Generieke regelingen
Projecten die volledig uit onderzoek bestaan, komen in aanmerking voor 50 procent subsidie over de Nederlandse projectkosten, met een maximum van 1,5 miljoen euro. Projecten die naast onderzoek ook ontwikkelactiviteiten bevatten, komen in aanmerking voor 25 procent subsidie. De meeste regelingen zijn vanuit het beleid zo generiek mogelijk gemaakt. "Dit betekent dat het niet alleen om it gaat. We hebben weinig regelingen die speciaal gericht zijn op bijvoorbeeld softwareontwikkeling. Daarnaast wordt de subsidiëring van uitbesteding niet direct gezien als een taak van de overheid", aldus Manning.

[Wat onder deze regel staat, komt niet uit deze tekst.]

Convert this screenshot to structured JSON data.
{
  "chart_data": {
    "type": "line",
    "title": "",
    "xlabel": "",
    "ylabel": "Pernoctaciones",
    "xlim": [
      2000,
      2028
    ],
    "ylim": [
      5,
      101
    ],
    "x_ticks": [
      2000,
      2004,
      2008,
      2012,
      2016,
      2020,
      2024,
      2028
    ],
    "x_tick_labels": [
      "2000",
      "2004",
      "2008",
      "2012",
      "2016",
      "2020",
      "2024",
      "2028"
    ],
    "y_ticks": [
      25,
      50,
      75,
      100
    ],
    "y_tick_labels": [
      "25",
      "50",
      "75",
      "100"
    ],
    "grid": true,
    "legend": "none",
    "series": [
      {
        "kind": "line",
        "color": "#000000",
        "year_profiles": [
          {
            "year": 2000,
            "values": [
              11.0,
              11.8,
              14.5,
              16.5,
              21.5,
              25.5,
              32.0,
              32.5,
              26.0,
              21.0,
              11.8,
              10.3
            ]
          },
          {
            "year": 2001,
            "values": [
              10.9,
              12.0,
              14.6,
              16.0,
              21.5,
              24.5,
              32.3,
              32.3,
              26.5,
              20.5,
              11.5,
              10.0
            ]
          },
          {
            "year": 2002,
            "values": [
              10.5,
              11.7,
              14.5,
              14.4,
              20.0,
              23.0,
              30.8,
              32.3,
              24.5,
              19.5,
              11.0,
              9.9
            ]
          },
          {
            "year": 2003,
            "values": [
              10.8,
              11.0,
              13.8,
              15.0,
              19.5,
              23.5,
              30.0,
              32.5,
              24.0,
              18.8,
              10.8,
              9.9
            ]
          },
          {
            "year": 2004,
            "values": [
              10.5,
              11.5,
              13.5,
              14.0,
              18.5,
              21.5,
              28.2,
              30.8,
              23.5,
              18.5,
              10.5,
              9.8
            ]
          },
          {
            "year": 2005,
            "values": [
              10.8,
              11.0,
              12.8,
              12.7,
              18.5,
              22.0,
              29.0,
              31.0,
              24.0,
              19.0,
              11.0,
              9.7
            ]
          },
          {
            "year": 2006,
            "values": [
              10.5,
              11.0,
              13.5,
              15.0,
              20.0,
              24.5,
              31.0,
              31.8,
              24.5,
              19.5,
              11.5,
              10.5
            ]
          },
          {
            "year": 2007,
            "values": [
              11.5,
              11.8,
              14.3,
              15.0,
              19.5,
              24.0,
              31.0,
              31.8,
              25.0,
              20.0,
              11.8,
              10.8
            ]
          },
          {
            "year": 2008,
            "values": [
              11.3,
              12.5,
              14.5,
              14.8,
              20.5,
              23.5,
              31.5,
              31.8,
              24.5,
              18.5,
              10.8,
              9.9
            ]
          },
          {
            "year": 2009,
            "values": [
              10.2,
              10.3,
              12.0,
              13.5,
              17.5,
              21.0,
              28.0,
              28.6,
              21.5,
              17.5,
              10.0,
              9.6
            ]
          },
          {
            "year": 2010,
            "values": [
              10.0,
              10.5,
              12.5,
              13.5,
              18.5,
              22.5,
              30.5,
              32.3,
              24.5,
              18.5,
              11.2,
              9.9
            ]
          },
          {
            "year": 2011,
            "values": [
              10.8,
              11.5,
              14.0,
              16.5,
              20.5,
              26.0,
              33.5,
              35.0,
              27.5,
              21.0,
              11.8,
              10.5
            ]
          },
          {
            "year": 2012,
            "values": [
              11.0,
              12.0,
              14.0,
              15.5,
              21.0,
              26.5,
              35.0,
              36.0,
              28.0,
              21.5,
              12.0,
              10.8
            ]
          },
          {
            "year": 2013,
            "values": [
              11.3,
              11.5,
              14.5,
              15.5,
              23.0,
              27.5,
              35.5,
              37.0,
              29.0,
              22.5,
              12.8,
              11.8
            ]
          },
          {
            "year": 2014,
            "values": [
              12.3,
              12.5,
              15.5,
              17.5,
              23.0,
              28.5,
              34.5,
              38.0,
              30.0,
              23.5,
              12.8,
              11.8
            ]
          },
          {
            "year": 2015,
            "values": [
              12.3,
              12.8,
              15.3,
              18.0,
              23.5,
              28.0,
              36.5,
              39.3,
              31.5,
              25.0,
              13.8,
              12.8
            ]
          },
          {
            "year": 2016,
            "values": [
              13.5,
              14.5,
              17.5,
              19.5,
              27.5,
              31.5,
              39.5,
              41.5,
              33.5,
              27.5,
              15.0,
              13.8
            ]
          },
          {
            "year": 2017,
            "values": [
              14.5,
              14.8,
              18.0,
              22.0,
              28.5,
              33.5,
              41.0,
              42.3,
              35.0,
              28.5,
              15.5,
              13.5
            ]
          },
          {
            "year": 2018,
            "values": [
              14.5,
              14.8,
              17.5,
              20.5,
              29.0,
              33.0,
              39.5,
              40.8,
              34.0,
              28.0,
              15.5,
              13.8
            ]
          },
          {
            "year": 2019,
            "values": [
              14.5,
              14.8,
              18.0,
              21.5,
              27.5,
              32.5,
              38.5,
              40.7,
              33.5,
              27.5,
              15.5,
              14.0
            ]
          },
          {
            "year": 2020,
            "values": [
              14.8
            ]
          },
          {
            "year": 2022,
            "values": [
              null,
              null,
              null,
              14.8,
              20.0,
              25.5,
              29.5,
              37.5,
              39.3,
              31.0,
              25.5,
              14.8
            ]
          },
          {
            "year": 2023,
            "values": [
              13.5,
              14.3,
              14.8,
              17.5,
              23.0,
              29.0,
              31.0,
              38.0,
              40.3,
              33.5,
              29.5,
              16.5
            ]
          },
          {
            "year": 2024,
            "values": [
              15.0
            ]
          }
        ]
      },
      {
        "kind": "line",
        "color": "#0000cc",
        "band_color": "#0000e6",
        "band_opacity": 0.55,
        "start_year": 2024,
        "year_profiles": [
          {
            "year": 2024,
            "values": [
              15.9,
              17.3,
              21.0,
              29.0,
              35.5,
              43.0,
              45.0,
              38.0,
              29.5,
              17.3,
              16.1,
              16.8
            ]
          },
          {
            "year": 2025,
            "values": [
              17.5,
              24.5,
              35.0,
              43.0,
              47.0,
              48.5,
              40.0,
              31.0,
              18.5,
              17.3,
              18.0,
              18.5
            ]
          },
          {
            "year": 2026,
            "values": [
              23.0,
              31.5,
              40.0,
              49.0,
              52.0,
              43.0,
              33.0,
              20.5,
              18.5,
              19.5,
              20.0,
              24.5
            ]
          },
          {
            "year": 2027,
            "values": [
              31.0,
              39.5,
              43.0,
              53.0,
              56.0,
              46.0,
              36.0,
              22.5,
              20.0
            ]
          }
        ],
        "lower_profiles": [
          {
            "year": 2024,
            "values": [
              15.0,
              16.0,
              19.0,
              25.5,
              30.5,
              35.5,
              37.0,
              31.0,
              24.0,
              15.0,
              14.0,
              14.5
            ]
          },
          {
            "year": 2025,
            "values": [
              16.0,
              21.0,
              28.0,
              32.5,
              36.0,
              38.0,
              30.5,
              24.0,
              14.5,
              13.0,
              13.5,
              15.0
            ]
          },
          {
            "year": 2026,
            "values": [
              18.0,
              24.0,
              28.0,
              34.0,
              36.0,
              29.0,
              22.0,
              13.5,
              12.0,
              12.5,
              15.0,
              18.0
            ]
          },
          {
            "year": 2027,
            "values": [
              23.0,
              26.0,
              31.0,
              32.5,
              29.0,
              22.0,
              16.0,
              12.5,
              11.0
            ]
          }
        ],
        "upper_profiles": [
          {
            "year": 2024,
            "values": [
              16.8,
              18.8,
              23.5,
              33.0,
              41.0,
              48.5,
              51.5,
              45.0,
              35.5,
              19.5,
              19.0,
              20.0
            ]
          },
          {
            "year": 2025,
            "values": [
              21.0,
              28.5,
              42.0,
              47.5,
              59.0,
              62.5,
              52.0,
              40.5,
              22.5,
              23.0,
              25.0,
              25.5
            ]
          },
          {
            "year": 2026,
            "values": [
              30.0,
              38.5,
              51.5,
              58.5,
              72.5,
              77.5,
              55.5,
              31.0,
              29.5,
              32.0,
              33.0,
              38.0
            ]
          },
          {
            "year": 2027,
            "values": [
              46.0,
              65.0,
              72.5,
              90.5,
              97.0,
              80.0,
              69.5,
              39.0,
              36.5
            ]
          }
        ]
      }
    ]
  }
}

Er zijn een aantal eisen waaraan een bedrijf moet voldoen, wil het in aanmerking komen voor een subsidie van Senter. Manning: "Het bedrijf moet in Nederland gevestigd zijn. Voor de Technologische Samenwerking moeten bedrijven samenwerken op gelijkwaardige basis. Er moet sprake zijn van technologische innovatie en het project moet marktgericht zijn; de investeringen moeten terugverdiend worden." In totaal kent Senter zo’n 85 verschillende regelingen. Voor de regeling Technologische Samenwerking krijgt het negentig tot honderd subsidieaanvragen per jaar. "Daarvan zijn vijftien projecten gericht op opkomende markten. De rest is projecten binnen het kader van Eureka, dat is geografisch Europa, Israël en Turkije. Dat zijn er zo’n zeventig, waarvan eenderde it-gerelateerd is. Als ik het alleen over softwareprojecten zou hebben, kom ik uit op ongeveer zeven projecten per jaar. Dat zijn dan wel vaak grote internationale projecten die tientallen miljoenen kosten."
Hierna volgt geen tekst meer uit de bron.